Furthermore, entering the following web address for the now-defunct NCAA shop, www.ShopNCAASports.com defaults to an NCAA.com page, inextricably linking the prior NCAA shop to NCAA proper and, by extension, its member institutions. Please note the following message on the aforementioned page, from Mark Lewis, an executive VP of the NCAA.
Moving forward, the NCAA online shop will no longer offer college and university merchandise. In the coming days, the store's website will be shut down temporarily and reopen as a marketplace for NCAA championship merchandise only.
After becoming aware of issues with the site, we determined the core function of the NCAA.com fan shop should not be to offer merchandise licensed by our member schools.
Executive Vice President, Championships & Alliances
ASSEMBLING THE PIECES
So, what does all this mean? In a December 7, 2012 blog on ESPN.com, Darren Rovell wrote a very "interesting" piece about the financial pitfalls that potentially awaited Johnny with his sudden fame. That article, entitled Will Johnny Ever Cash In?, eerily predicted exactly the alleged infractions for which Johnny is now being tried and convicted in the press, in large part by the very same author. Despite the disturbing coincidences in that article, it is not that far off-base in most of its findings. And within that article, Rovell says something quite compelling to me:
Because of NCAA rules, it's an incredibly complicated business as to who is allowed to cash in and how they're allowed to make money off a player.

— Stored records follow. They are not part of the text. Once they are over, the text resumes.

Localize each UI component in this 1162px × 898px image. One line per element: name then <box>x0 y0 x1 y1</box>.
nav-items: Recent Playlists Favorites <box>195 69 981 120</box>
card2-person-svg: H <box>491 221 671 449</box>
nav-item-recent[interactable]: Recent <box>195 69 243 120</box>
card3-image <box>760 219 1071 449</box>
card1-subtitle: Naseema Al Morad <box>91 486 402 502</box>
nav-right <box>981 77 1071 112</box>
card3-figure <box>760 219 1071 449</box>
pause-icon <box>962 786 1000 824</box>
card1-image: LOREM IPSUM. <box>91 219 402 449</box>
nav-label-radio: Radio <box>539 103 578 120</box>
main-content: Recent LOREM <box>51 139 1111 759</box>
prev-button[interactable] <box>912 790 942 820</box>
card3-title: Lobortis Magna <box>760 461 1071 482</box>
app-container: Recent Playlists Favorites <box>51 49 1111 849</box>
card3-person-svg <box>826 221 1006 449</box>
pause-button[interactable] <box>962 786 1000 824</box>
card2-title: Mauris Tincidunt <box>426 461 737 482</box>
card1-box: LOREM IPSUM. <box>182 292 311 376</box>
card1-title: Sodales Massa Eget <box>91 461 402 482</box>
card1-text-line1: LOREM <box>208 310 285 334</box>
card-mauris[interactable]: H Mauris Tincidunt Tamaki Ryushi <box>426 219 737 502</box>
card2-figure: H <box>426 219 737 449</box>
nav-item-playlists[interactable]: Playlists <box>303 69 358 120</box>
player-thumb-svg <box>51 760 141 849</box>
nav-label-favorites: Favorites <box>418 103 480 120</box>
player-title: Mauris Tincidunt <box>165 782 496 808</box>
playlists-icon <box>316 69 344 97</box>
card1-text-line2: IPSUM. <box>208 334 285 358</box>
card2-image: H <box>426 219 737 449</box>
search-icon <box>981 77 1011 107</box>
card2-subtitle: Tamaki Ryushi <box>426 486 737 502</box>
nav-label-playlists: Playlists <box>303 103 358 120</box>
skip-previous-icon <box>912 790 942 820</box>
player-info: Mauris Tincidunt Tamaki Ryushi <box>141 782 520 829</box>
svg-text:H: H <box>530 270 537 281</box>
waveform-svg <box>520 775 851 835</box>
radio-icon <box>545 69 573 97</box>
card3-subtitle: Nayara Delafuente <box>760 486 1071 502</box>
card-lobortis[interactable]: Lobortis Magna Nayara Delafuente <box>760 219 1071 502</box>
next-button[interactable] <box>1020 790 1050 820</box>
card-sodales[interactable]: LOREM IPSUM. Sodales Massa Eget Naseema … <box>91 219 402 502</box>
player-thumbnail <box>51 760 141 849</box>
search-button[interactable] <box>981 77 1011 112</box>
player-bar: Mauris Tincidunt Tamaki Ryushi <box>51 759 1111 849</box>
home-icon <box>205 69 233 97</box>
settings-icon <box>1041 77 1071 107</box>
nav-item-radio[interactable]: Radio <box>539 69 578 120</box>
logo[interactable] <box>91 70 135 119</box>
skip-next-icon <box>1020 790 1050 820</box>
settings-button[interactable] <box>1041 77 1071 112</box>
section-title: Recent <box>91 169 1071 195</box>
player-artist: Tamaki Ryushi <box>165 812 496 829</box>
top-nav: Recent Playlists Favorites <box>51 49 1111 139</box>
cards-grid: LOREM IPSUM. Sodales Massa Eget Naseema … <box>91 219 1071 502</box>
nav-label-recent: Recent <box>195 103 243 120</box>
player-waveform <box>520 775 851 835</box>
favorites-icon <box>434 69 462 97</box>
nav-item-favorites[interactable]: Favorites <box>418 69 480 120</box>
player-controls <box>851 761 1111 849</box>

Texas A&M can make money off Manziel by selling jerseys, T-shirts and hats with No. 2 on them, but they're not allowed to use Manziel's name, likeness or Johnny Football nickname
As has been discussed ad nauseum, this point in Rovell's December blog is indisputable. A&M cannot make money off of Johnny's name, likeness or nickname. Neither, by extension, can any other university in the nation.
This latter truth is the epiphany that eventually tied together all of the aforementioned fragments of information, vindicates the party-pooping efforts of our friend, Chadd Scott, upholds the fantastic work of Jay Bilas, perhaps gives Johnny's team some ground on which to contest any charges (I'm not going to address that point here) and - most importantly - will finally let me sleep soundly tonight.
The NCAA is comprised of 1,273 colleges, universities, conferences and associations. That association provides direct financial benefit to every one of those college entities - including Darren Rovell's own alma mater, Northwestern. As such, every institution in the NCAA consortium has benefitted in part from the NCAA Shop. Included in those benefits were items sold using the name "Johnny Manziel" in the store's search engine, for who knows how long. If only a penny - or a fraction thereof - went to a university like UCLA, Notre Dame, Pitt, Florida State, (insert your favorite here), then that university received a financial benefit off of Johnny Manziel's name. If Darren Rovell caught lightning in a bottle and was right - then that disbursement was a violation of NCAA rules by every recipient university.
Jay Bilas did all of us a great service when he ratted out the NCAA Shop. However, the NCAA has incriminated itself as well in subsequent days. Chadd Scott reminded us that the NCAA is its member institutions, and Darren Rovell did his part, naming the specific NCAA infraction.
Johnny Manziel's name profited almost 1300 entities within the NCAA domain. Of those, 1066 colleges and universities received financial benefit off of Texas A&M's embattled quarterback. This is no small can of worms for Mark Emmert. The NCAA Shop of Horrors has very likely opened Pandora's Box.